The component comprises a tank for housing an aerosol precursor (e.g., a liquid aerosol precursor). The aerosol precursor may comprise an e-liquid, for example, comprising a base liquid and, e.g., nicotine. The base liquid may include propylene glycol and/or vegetable glycerin. Hence, the component may be a vaping smoking substitute component.

The passage defining the outlet airflow portion may extend from the vaporizing chamber through the tank. The passage may extend longitudinally within the tank and a passage wall may define an inner wall of the tank, e.g., an inner wall of an upper portion of the tank. In this respect, the tank may surround the passage, e.g., the tank may be annular.

As discussed above, the component housing may comprise an outlet portion (with the air outlet) at a first lateral (upper) end and a base portion at the opposing lateral (lower) end.

The housing may further comprise one or more side walls (e.g., laterally opposed first and second side walls) extending longitudinally between the outlet portion and the base portion.

The air inlet may be provided in the base portion.

The housing may further comprise opposing front and rear walls spaced by the laterally opposed first and second side walls. The distance between the first and second side walls of the housing may define a width of the housing. The distance between the front and rear walls may define a depth of the housing. The width of the housing may be greater than the depth of the housing.

The length of the housing may be greater than the width of the housing. The depth of the housing may be smaller than each of the width and the length.

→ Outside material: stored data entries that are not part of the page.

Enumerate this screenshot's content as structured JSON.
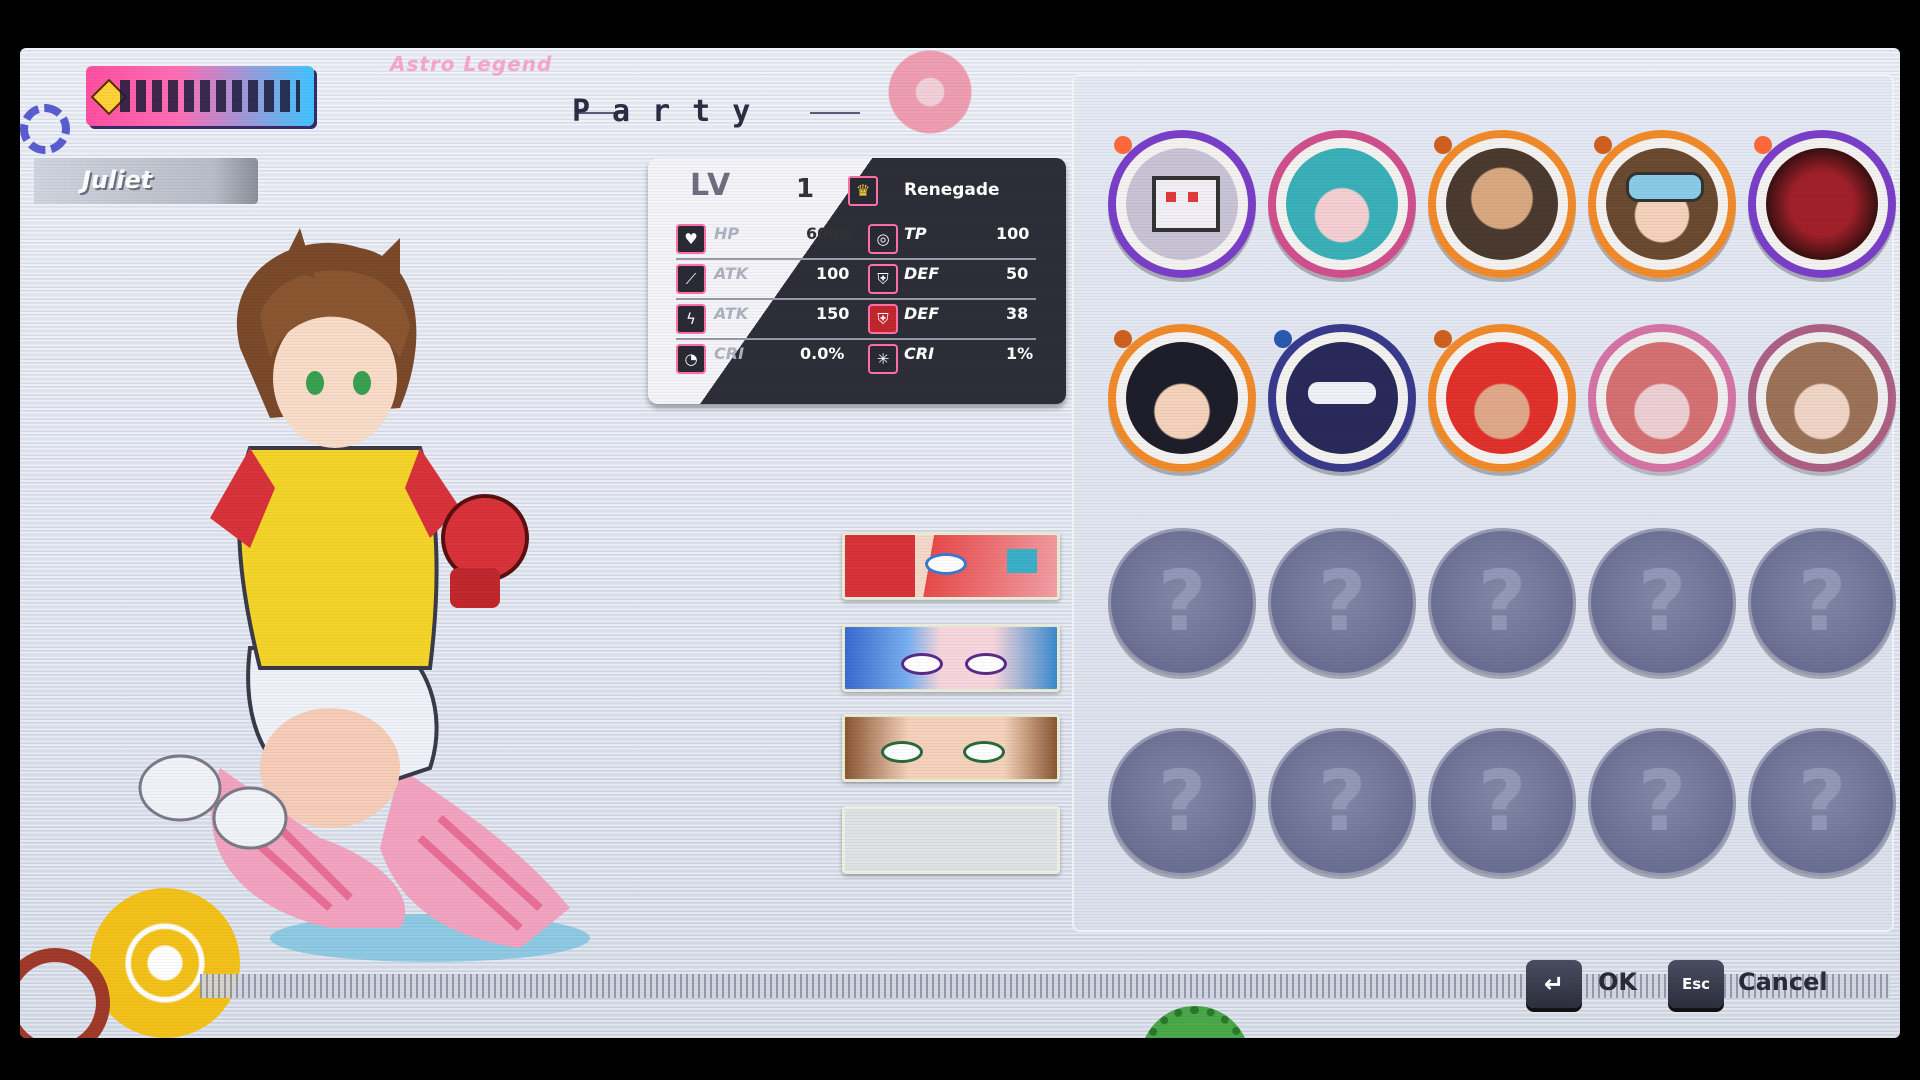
{
  "header": {
    "game_subtitle": "Astro Legend",
    "screen_title": "Party"
  },
  "character": {
    "name": "Juliet"
  },
  "stats": {
    "level_label": "LV",
    "level": "1",
    "class_name": "Renegade",
    "rows": [
      {
        "left": {
          "icon": "heart-icon",
          "label": "HP",
          "value": "6000"
        },
        "right": {
          "icon": "tp-icon",
          "label": "TP",
          "value": "100"
        }
      },
      {
        "left": {
          "icon": "sword-icon",
          "label": "ATK",
          "value": "100"
        },
        "right": {
          "icon": "shield-icon",
          "label": "DEF",
          "value": "50"
        }
      },
      {
        "left": {
          "icon": "lightning-icon",
          "label": "ATK",
          "value": "150"
        },
        "right": {
          "icon": "magic-shield-icon",
          "label": "DEF",
          "value": "38"
        }
      },
      {
        "left": {
          "icon": "crit-gauge-icon",
          "label": "CRI",
          "value": "0.0%"
        },
        "right": {
          "icon": "crit-star-icon",
          "label": "CRI",
          "value": "1%"
        }
      }
    ]
  },
  "party_slots": [
    {
      "member": "red-haired-hero"
    },
    {
      "member": "blue-haired-girl"
    },
    {
      "member": "juliet"
    },
    {
      "member": "empty"
    }
  ],
  "roster": [
    {
      "type": "robot",
      "ring": "#7a3fc8",
      "knob": "#ff6a3a",
      "unlocked": true
    },
    {
      "type": "teal-haired-girl",
      "ring": "#d0508e",
      "knob": "#a03a70",
      "unlocked": true
    },
    {
      "type": "bald-monk",
      "ring": "#f08a2a",
      "knob": "#d06020",
      "unlocked": true
    },
    {
      "type": "goggles-boy",
      "ring": "#f08a2a",
      "knob": "#d06020",
      "unlocked": true
    },
    {
      "type": "red-armor",
      "ring": "#7a3fc8",
      "knob": "#ff6a3a",
      "unlocked": true
    },
    {
      "type": "dark-haired-boy",
      "ring": "#f08a2a",
      "knob": "#d06020",
      "unlocked": true
    },
    {
      "type": "masked-ninja",
      "ring": "#3a3a8c",
      "knob": "#2a5ab0",
      "unlocked": true
    },
    {
      "type": "red-haired-fighter",
      "ring": "#f08a2a",
      "knob": "#d06020",
      "unlocked": true
    },
    {
      "type": "red-haired-girl",
      "ring": "#d0508e",
      "knob": "#a03a70",
      "unlocked": true
    },
    {
      "type": "cat-girl",
      "ring": "#a0406a",
      "knob": "#a03a70",
      "unlocked": true
    },
    {
      "type": "locked",
      "glyph": "?"
    },
    {
      "type": "locked",
      "glyph": "?"
    },
    {
      "type": "locked",
      "glyph": "?"
    },
    {
      "type": "locked",
      "glyph": "?"
    },
    {
      "type": "locked",
      "glyph": "?"
    },
    {
      "type": "locked",
      "glyph": "?"
    },
    {
      "type": "locked",
      "glyph": "?"
    },
    {
      "type": "locked",
      "glyph": "?"
    },
    {
      "type": "locked",
      "glyph": "?"
    },
    {
      "type": "locked",
      "glyph": "?"
    }
  ],
  "controls": {
    "ok_key": "↵",
    "ok_label": "OK",
    "cancel_key": "Esc",
    "cancel_label": "Cancel"
  },
  "colors": {
    "accent_pink": "#ff6fa8",
    "panel_dark": "#2e2e38",
    "gear_yellow": "#f2c21a"
  }
}
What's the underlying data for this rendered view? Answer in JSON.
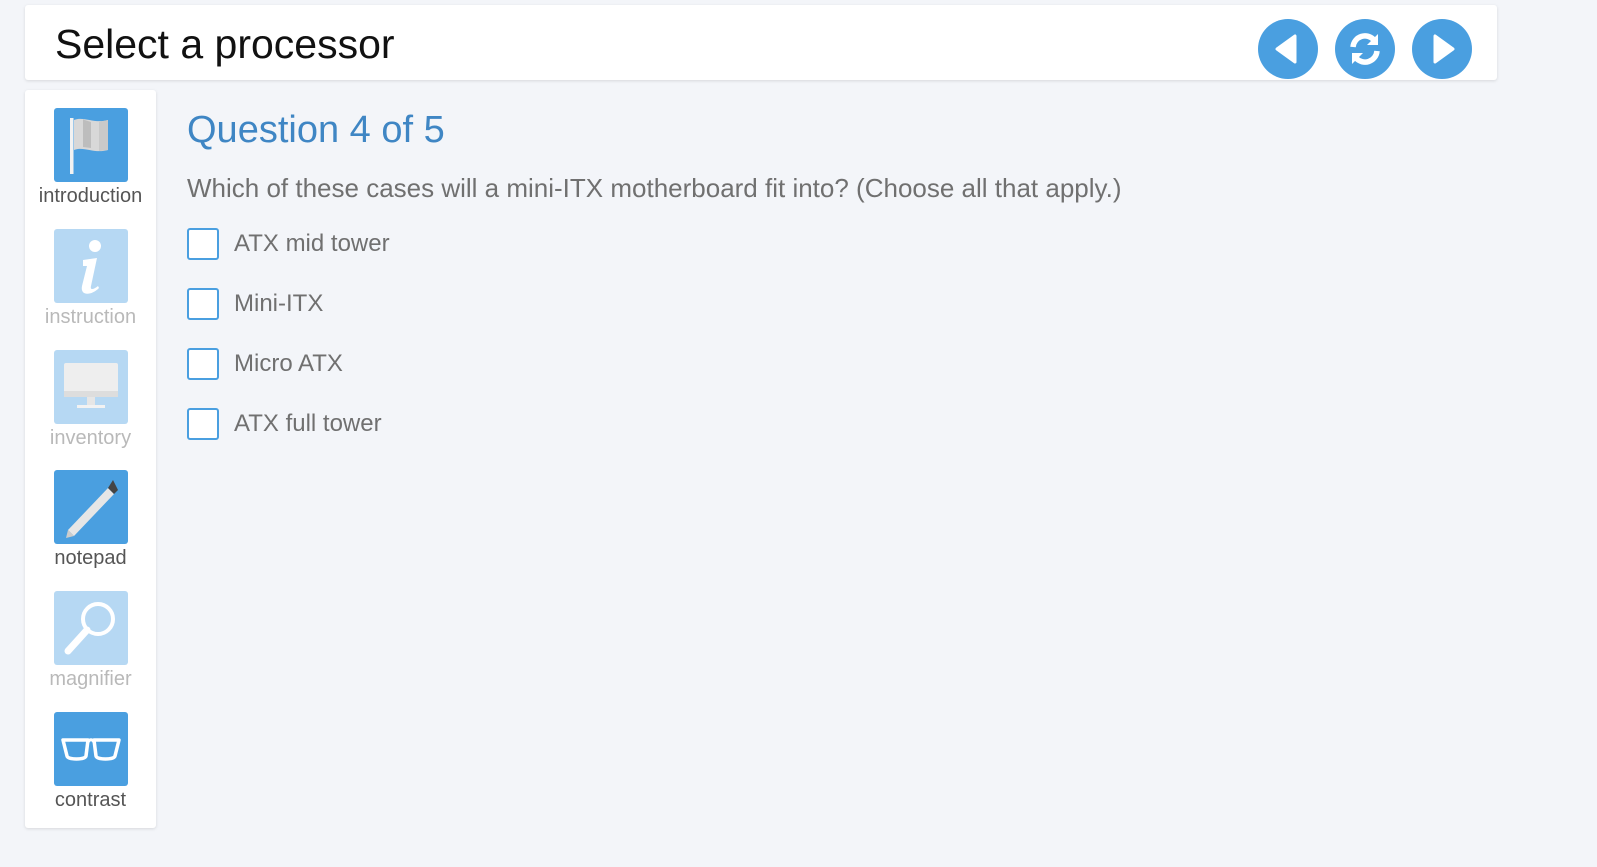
{
  "header": {
    "title": "Select a processor"
  },
  "nav": {
    "buttons": [
      {
        "name": "back",
        "icon": "triangle-left-icon"
      },
      {
        "name": "refresh",
        "icon": "refresh-icon"
      },
      {
        "name": "forward",
        "icon": "triangle-right-icon"
      }
    ]
  },
  "sidebar": {
    "items": [
      {
        "label": "introduction",
        "icon": "flag-icon",
        "state": "active"
      },
      {
        "label": "instruction",
        "icon": "info-icon",
        "state": "disabled"
      },
      {
        "label": "inventory",
        "icon": "monitor-icon",
        "state": "disabled"
      },
      {
        "label": "notepad",
        "icon": "pencil-icon",
        "state": "active"
      },
      {
        "label": "magnifier",
        "icon": "magnifier-icon",
        "state": "disabled"
      },
      {
        "label": "contrast",
        "icon": "glasses-icon",
        "state": "active"
      }
    ]
  },
  "question": {
    "heading": "Question 4 of 5",
    "text": "Which of these cases will a mini-ITX motherboard fit into? (Choose all that apply.)",
    "options": [
      {
        "label": "ATX mid tower",
        "checked": false
      },
      {
        "label": "Mini-ITX",
        "checked": false
      },
      {
        "label": "Micro ATX",
        "checked": false
      },
      {
        "label": "ATX full tower",
        "checked": false
      }
    ]
  },
  "colors": {
    "accent": "#4a9fe0",
    "accent_disabled": "#b6d8f3",
    "heading": "#3f86c4",
    "background": "#f3f5f9"
  }
}
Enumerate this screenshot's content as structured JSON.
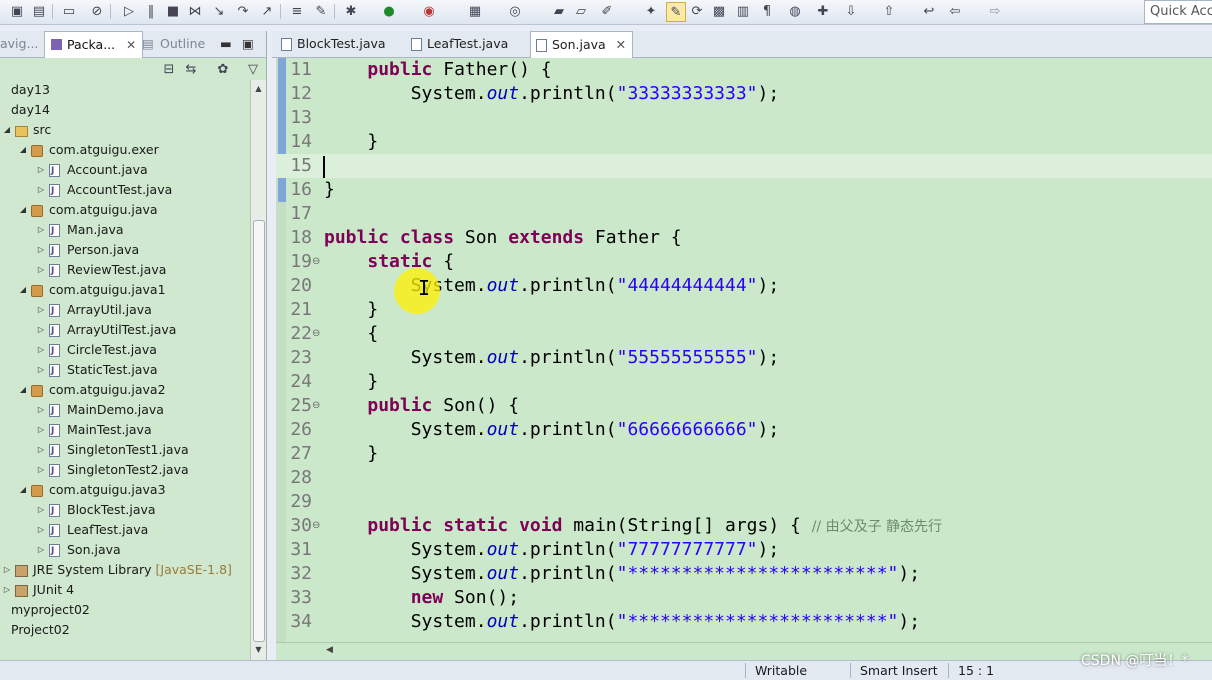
{
  "toolbar": {
    "quick_access": "Quick Access"
  },
  "left_tabs": [
    {
      "label": "avig..."
    },
    {
      "label": "Packa...",
      "active": true
    },
    {
      "label": "Outline"
    }
  ],
  "tree": [
    {
      "label": "day13",
      "type": "folder",
      "level": 0,
      "twisty": ""
    },
    {
      "label": "day14",
      "type": "folder",
      "level": 0,
      "twisty": ""
    },
    {
      "label": "src",
      "type": "src",
      "level": 0,
      "twisty": "◢"
    },
    {
      "label": "com.atguigu.exer",
      "type": "pkg",
      "level": 1,
      "twisty": "◢"
    },
    {
      "label": "Account.java",
      "type": "java",
      "level": 2,
      "twisty": "▷"
    },
    {
      "label": "AccountTest.java",
      "type": "java",
      "level": 2,
      "twisty": "▷"
    },
    {
      "label": "com.atguigu.java",
      "type": "pkg",
      "level": 1,
      "twisty": "◢"
    },
    {
      "label": "Man.java",
      "type": "java",
      "level": 2,
      "twisty": "▷"
    },
    {
      "label": "Person.java",
      "type": "java",
      "level": 2,
      "twisty": "▷"
    },
    {
      "label": "ReviewTest.java",
      "type": "java",
      "level": 2,
      "twisty": "▷"
    },
    {
      "label": "com.atguigu.java1",
      "type": "pkg",
      "level": 1,
      "twisty": "◢"
    },
    {
      "label": "ArrayUtil.java",
      "type": "java",
      "level": 2,
      "twisty": "▷"
    },
    {
      "label": "ArrayUtilTest.java",
      "type": "java",
      "level": 2,
      "twisty": "▷"
    },
    {
      "label": "CircleTest.java",
      "type": "java",
      "level": 2,
      "twisty": "▷"
    },
    {
      "label": "StaticTest.java",
      "type": "java",
      "level": 2,
      "twisty": "▷"
    },
    {
      "label": "com.atguigu.java2",
      "type": "pkg",
      "level": 1,
      "twisty": "◢"
    },
    {
      "label": "MainDemo.java",
      "type": "java",
      "level": 2,
      "twisty": "▷"
    },
    {
      "label": "MainTest.java",
      "type": "java",
      "level": 2,
      "twisty": "▷"
    },
    {
      "label": "SingletonTest1.java",
      "type": "java",
      "level": 2,
      "twisty": "▷"
    },
    {
      "label": "SingletonTest2.java",
      "type": "java",
      "level": 2,
      "twisty": "▷"
    },
    {
      "label": "com.atguigu.java3",
      "type": "pkg",
      "level": 1,
      "twisty": "◢"
    },
    {
      "label": "BlockTest.java",
      "type": "java",
      "level": 2,
      "twisty": "▷"
    },
    {
      "label": "LeafTest.java",
      "type": "java",
      "level": 2,
      "twisty": "▷"
    },
    {
      "label": "Son.java",
      "type": "java",
      "level": 2,
      "twisty": "▷"
    },
    {
      "label": "JRE System Library",
      "hint": "[JavaSE-1.8]",
      "type": "lib",
      "level": 0,
      "twisty": "▷"
    },
    {
      "label": "JUnit 4",
      "type": "lib",
      "level": 0,
      "twisty": "▷"
    },
    {
      "label": "myproject02",
      "type": "folder",
      "level": -1,
      "twisty": ""
    },
    {
      "label": "Project02",
      "type": "folder",
      "level": -1,
      "twisty": ""
    }
  ],
  "editor_tabs": [
    {
      "label": "BlockTest.java",
      "active": false
    },
    {
      "label": "LeafTest.java",
      "active": false
    },
    {
      "label": "Son.java",
      "active": true
    }
  ],
  "code_lines": [
    {
      "n": "11",
      "html": "    <span class=\"kw\">public</span> Father() {",
      "fold": ""
    },
    {
      "n": "12",
      "html": "        System.<span class=\"fld\">out</span>.println(<span class=\"str\">\"33333333333\"</span>);",
      "fold": ""
    },
    {
      "n": "13",
      "html": "",
      "fold": ""
    },
    {
      "n": "14",
      "html": "    }",
      "fold": ""
    },
    {
      "n": "15",
      "html": "",
      "fold": "",
      "current": true
    },
    {
      "n": "16",
      "html": "}",
      "fold": ""
    },
    {
      "n": "17",
      "html": "",
      "fold": ""
    },
    {
      "n": "18",
      "html": "<span class=\"kw\">public class</span> Son <span class=\"kw\">extends</span> Father {",
      "fold": ""
    },
    {
      "n": "19",
      "html": "    <span class=\"kw\">static</span> {",
      "fold": "⊖"
    },
    {
      "n": "20",
      "html": "        System.<span class=\"fld\">out</span>.println(<span class=\"str\">\"44444444444\"</span>);",
      "fold": ""
    },
    {
      "n": "21",
      "html": "    }",
      "fold": ""
    },
    {
      "n": "22",
      "html": "    {",
      "fold": "⊖"
    },
    {
      "n": "23",
      "html": "        System.<span class=\"fld\">out</span>.println(<span class=\"str\">\"55555555555\"</span>);",
      "fold": ""
    },
    {
      "n": "24",
      "html": "    }",
      "fold": ""
    },
    {
      "n": "25",
      "html": "    <span class=\"kw\">public</span> Son() {",
      "fold": "⊖"
    },
    {
      "n": "26",
      "html": "        System.<span class=\"fld\">out</span>.println(<span class=\"str\">\"66666666666\"</span>);",
      "fold": ""
    },
    {
      "n": "27",
      "html": "    }",
      "fold": ""
    },
    {
      "n": "28",
      "html": "",
      "fold": ""
    },
    {
      "n": "29",
      "html": "",
      "fold": ""
    },
    {
      "n": "30",
      "html": "    <span class=\"kw\">public static void</span> main(String[] args) { <span class=\"cmt\">// 由父及子 静态先行</span>",
      "fold": "⊖"
    },
    {
      "n": "31",
      "html": "        System.<span class=\"fld\">out</span>.println(<span class=\"str\">\"77777777777\"</span>);",
      "fold": ""
    },
    {
      "n": "32",
      "html": "        System.<span class=\"fld\">out</span>.println(<span class=\"str\">\"************************\"</span>);",
      "fold": ""
    },
    {
      "n": "33",
      "html": "        <span class=\"kw\">new</span> Son();",
      "fold": ""
    },
    {
      "n": "34",
      "html": "        System.<span class=\"fld\">out</span>.println(<span class=\"str\">\"************************\"</span>);",
      "fold": ""
    }
  ],
  "status": {
    "writable": "Writable",
    "insert_mode": "Smart Insert",
    "position": "15 : 1"
  },
  "watermark": "CSDN @叮当！*",
  "colors": {
    "editor_bg": "#cbe8cb",
    "keyword": "#7f0055",
    "string": "#2a00ff",
    "field": "#0000c0"
  }
}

References to “upper”, “lower”, “above” or “below” are intended to refer to the component when in an upright/vertical orientation, i.e., with elongate (longitudinal/length) axis of the component vertically aligned and with the outlet portion vertically uppermost and the base portion lowermost.

The tank may be defined between the side/front/rear walls of the housing and the passage walls. For example, an upper portion of the tank may be defined between the walls of the housing and the passage walls.

At least a portion of one of the housing walls defining the tank may be translucent or transparent. That is, the tank may comprise a window to allow a user to visually assess the quantity of e-liquid in the tank. The tank may be referred to as a “clearomizer” if it includes a window, or a “cartomizer” if it does not.

As discussed above, the airflow path passes the vaporizer between the air inlet and the air outlet. The vaporizer may comprise a heating element for heating a wick. The vaporizer may be disposed in the vaporizing chamber portion of the airflow path.

The wick may extend across the vaporizing chamber portion of the airflow path. The wick may be oriented so as to extend in a direction between the side walls of the housing, i.e., it may be oriented in the direction of the width (transverse) dimension of the component. Thus, the wick may extend in a direction perpendicular to the direction of airflow in the vaporizing chamber portion of the airflow path.

The channel may extend substantially parallel to the wick. The channel may be vertically/axially spaced from the wick in a downstream direction. The wick may partially define the channel, e.g., a lower wall of the channel.

The vaporizer is disposed in the vaporizing chamber. The vaporizing chamber may form part of the airflow path (i.e., the vaporizing chamber portion of the airflow path).

The vaporizing chamber may be defined by one or more chamber walls. The channel may extend (e.g., transversely) through the chamber walls.

The wick may extend between first and second opposing chamber walls. The first and second chamber walls may separate (i.e., partially separate) the vaporizing chamber from the tank. The first and second chamber walls may each comprise a respective aperture through which a respective end of the wick projects such that the wick is fluid communication with aerosol precursor/e-liquid in the tank. In this way a central portion of the wick may be exposed to air in the (vaporizing chamber portion of the) airflow path and end portions of the wick may be in contact with aerosol precursor/e-liquid stored in the tank. The wick may comprise a porous material. Thus, aerosol precursor may be drawn (e.g., by capillary action) along the wick, from the tank to the exposed portion of the wick.